16 Carrying the sharp sword of your inexorable decree,
and touching the heavens while standing on earth,
he filled the universe with death.
17 Immediately the godless were terrified by apparitions in terrible dreams,
and unexpected fears attacked them.
18 Cast down to the ground half-dead, some here, others there,
they revealed clearly why they were dying.
19 For the dreams that disturbed them had forewarned them of this
so that they would not perish without knowing the reason for their suffering.
20 Even the righteous were touched by the experience of death
when large numbers of them were struck down by a plague in the wilderness.
But the wrath did not endure for long.
21 For a blameless man[f] hastened to be their champion,
bearing the weapons of his ministry,
prayer and propitiating incense;
and he withstood the wrath and put an end to the plague,
thereby showing that he was indeed your servant.
22 He overcame the wrath
neither by physical strength nor by force of arms;
rather, by his word he subdued the avenger,[g]
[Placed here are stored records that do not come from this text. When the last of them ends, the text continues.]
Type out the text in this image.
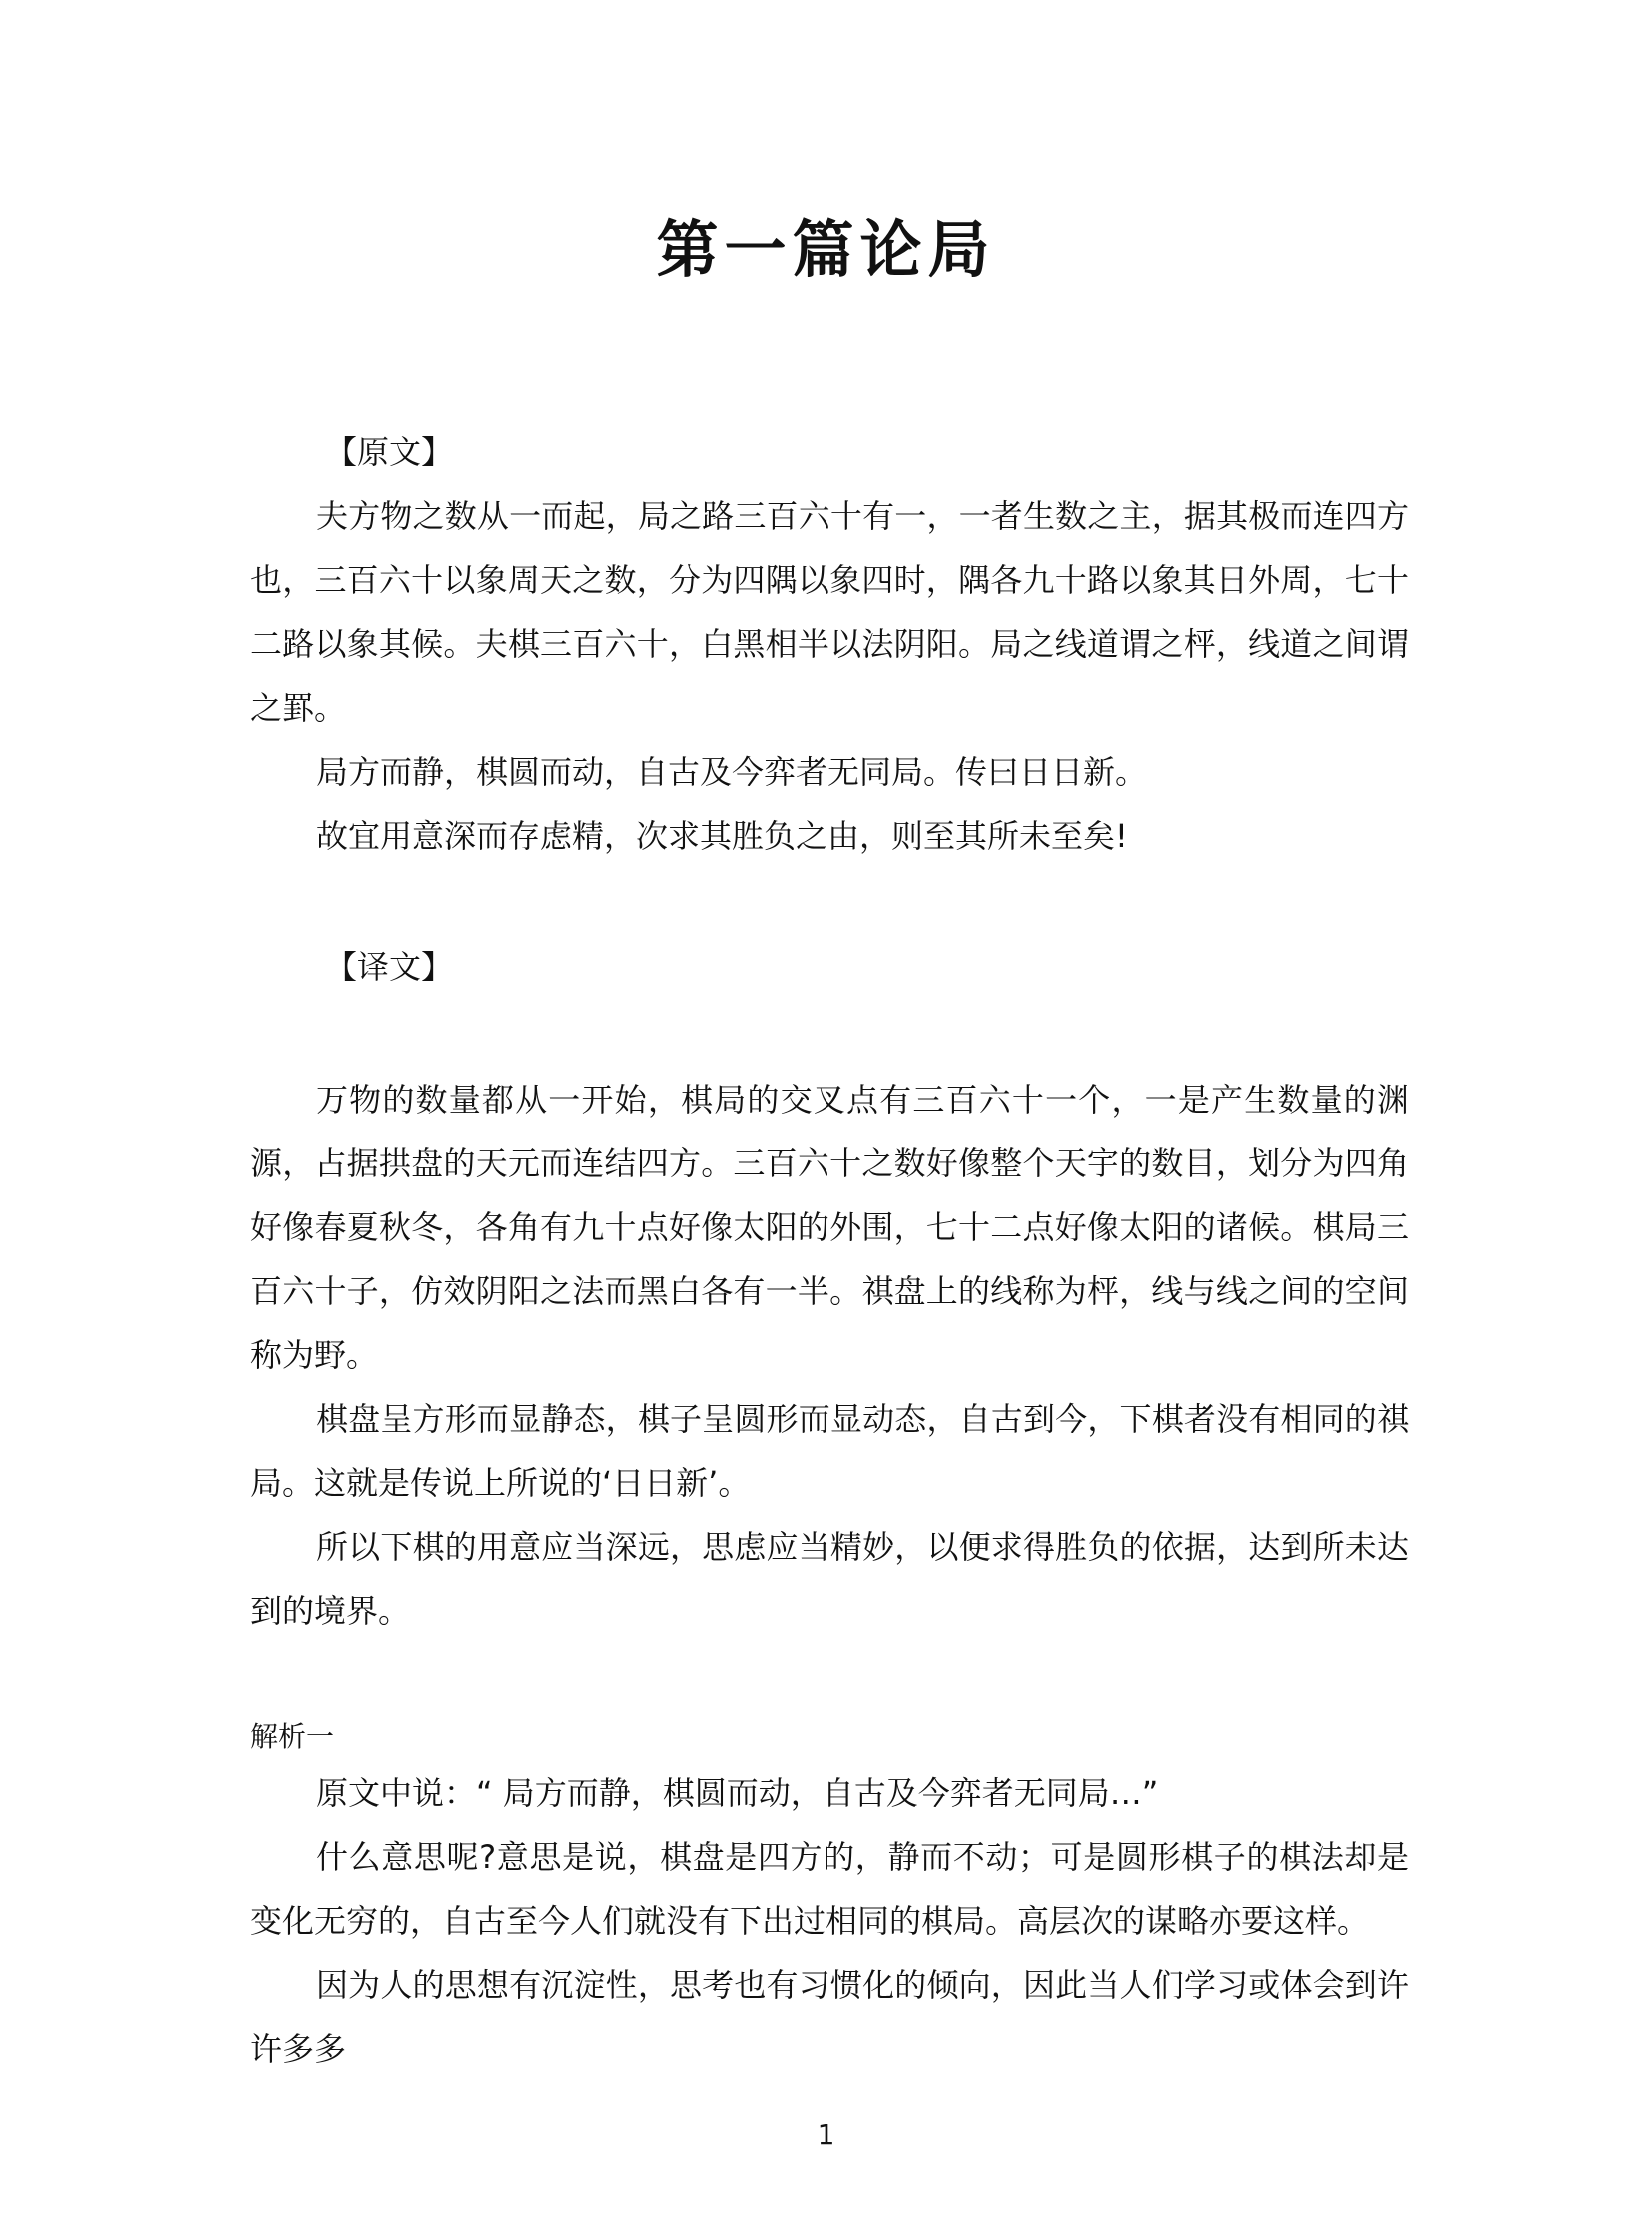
第一篇论局
【原文】

夫方物之数从一而起，局之路三百六十有一，一者生数之主，据其极而连四方也，三百六十以象周天之数，分为四隅以象四时，隅各九十路以象其日外周，七十二路以象其候。夫棋三百六十，白黑相半以法阴阳。局之线道谓之枰，线道之间谓之罫。

局方而静，棋圆而动，自古及今弈者无同局。传曰日日新。

故宜用意深而存虑精，次求其胜负之由，则至其所未至矣!

【译文】

万物的数量都从一开始，棋局的交叉点有三百六十一个，一是产生数量的渊源，占据拱盘的天元而连结四方。三百六十之数好像整个天宇的数目，划分为四角好像春夏秋冬，各角有九十点好像太阳的外围，七十二点好像太阳的诸候。棋局三百六十子，仿效阴阳之法而黑白各有一半。祺盘上的线称为枰，线与线之间的空间称为野。

棋盘呈方形而显静态，棋子呈圆形而显动态，自古到今，下棋者没有相同的祺局。这就是传说上所说的‘日日新’。

所以下棋的用意应当深远，思虑应当精妙，以便求得胜负的依据，达到所未达到的境界。

解析一

原文中说：“ 局方而静，棋圆而动，自古及今弈者无同局…”

什么意思呢?意思是说，棋盘是四方的，静而不动；可是圆形棋子的棋法却是变化无穷的，自古至今人们就没有下出过相同的棋局。高层次的谋略亦要这样。

因为人的思想有沉淀性，思考也有习惯化的倾向，因此当人们学习或体会到许许多多

1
calling to mind the oaths and the covenants given to our ancestors.
23 For when the corpses were already piled up in heaps,
he intervened and held back the wrath
and cut off its way to the living.
24 For the entire world was depicted on his full-length robe,[h]
and the glorious names of our ancestors were carved on the four rows of stones,
and your majesty was seen on the diadem upon his head.
25 To these the destroyer yielded, for these he feared;
a mere sampling of wrath was sufficient.
Footnotes
- Wisdom 18:4 The Prophets had declared that the Jews would be the light of the nations (see Isa 42:1; 60:9-11; Jn 4:22).
- Wisdom 18:5 Single boy: i.e., Moses.
- Wisdom 18:6 Made known beforehand: by Moses, who transmitted to the people the orders and promises he received from God (Ex 11–12), and perhaps also by the Patriarchs (Gen 15:13-14).
- Wisdom 18:9 Praises of the ancestors: see Wis 10; Sir 44–50.
- Wisdom 18:14 God intervenes by his word in the middle of the night. A Jewish tradition assigned to the night of the Passover the great events of the history of the chosen people: Creation, appearance of Abraham, the Exodus, and the coming of the Messiah. The Liturgy has applied this text in the accommodated sense to the birth of Jesus (“Word” of God) that took place precisely by night.
Concerning the Word, a double-edged sword that executes God’s judgments, see Isa 49:2; Heb 4:12; Rev 1:16; 2:12. - Wisdom 18:21 Blameless man: i.e., Aaron, carrying out the duties of his office as high priest and intercessor.
- Wisdom 18:22 Avenger: i.e., the destroying angel; see Wis 18:25.
- Wisdom 18:24 Robe: according to a tradition, symbols of the whole world adorned the vestment of the high priest.